An old friend of mine started talking about Guerilla SOA a few years back and got into some interesting debates around it. Ignoring the fact that some of G-SOA is flack about the need (or not) for vendor specific SOIs (always a good thing to push if you're working for a consultancy firm), one of the important aspects that I take from this is the incremental approach to SOA. Whatever you call it, the concept of taking things one step at a time when you approach SOA rather than trying to do a big bang approach is fairly obvious and intuitive. We're used to working in that way for many different things: you don't have to know all of Java in order to write HelloWorld; you don't have to understand how your car engine works in order to drive it etc. etc.
This incremental approach to SOA is something we've been pushing since the very early days of JBossESB and it's embodied in the latest release of our SOA Platform. The feedback we've been getting is overwhelmingly positive, so we've also been doing this within Overlord. I'm not sure if we'll call this Guerilla Governance (G-Governance?) but the principles are the same: start small and build up as you gain experience and as your needs evolve.
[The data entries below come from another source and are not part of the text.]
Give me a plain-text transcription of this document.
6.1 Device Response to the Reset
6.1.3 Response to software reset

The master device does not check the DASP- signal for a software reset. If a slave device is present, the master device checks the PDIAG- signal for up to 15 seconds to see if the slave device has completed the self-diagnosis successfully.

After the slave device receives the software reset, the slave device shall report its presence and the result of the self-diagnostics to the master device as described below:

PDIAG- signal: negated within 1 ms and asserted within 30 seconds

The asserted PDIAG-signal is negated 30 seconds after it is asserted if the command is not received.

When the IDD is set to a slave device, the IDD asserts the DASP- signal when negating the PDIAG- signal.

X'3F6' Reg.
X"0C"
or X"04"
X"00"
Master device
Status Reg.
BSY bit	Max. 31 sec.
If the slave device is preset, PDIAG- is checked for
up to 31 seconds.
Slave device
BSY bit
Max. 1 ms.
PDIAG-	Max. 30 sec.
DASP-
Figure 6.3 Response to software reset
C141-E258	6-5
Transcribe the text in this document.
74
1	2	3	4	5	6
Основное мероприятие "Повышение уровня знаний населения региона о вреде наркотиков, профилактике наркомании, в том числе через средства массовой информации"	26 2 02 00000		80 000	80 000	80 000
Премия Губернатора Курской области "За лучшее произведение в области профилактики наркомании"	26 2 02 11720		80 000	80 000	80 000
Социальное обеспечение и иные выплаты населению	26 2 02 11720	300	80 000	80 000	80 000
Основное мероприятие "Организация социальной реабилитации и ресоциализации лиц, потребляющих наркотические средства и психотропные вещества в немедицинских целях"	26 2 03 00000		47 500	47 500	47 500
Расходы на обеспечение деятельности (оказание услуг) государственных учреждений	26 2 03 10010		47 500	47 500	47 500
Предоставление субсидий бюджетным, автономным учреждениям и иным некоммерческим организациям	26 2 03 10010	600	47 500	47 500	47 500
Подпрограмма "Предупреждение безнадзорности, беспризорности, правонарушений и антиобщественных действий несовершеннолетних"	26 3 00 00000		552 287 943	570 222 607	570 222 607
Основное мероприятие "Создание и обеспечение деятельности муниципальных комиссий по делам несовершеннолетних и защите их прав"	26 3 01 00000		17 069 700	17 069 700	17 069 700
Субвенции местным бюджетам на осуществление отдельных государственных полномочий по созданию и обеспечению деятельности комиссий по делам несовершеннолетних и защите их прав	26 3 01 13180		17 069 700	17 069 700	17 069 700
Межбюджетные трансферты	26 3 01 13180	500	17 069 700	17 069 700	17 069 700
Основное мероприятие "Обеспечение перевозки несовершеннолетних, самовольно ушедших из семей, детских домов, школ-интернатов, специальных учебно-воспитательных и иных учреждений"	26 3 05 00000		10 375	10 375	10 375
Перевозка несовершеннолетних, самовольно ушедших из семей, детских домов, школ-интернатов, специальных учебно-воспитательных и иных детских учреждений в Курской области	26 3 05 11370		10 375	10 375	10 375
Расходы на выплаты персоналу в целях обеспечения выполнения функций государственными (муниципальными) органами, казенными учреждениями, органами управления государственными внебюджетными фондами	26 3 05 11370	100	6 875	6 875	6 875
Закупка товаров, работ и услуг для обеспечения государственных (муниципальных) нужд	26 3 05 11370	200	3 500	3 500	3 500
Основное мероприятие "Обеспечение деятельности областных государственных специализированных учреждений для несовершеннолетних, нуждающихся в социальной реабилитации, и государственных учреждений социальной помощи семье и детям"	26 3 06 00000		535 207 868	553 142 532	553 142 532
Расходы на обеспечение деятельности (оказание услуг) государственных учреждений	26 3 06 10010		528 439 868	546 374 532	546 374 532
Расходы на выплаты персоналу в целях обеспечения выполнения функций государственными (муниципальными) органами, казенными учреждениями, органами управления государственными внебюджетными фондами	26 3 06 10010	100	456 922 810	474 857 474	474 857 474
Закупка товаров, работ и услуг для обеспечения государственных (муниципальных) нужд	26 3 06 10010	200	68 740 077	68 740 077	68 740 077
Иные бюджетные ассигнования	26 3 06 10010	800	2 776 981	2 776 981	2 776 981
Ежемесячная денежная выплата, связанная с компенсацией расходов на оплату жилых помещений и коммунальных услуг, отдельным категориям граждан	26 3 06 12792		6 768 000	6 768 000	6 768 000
A flexible SOA Governance infrastructure should adapt to you while at the same time encouraging good governance practices so that you can adapt to it. This is why we've started with things like DNA/Guvnor and Process Governance, as they satisfy well defined needs on an independent basis but also within the whole Overlord infrastructure as and when we get there. SAMM is a little more invasive as far as governance is concerned, as is the forthcoming work on Policy Enforcement Points and SLAs. But more on them in the future.
So if you're looking to deploy your favourite SOI and are concerned about governance, don't think you necessarily have to buy in a complete solution immediately. (I'm not even sure there is such a thing as a complete solution!) Look for something that can grow with you and even better, something that you can influence with your own policies and approaches to governance.
And if you're using JBossESB or our SOA Platform, take a look at the Process Governance work. As soon as you start to tie together more than a couple of services, something like this (helping you to write and enforce provable correct choreographies between arbitrary services and across arbitrary complexities) is essential.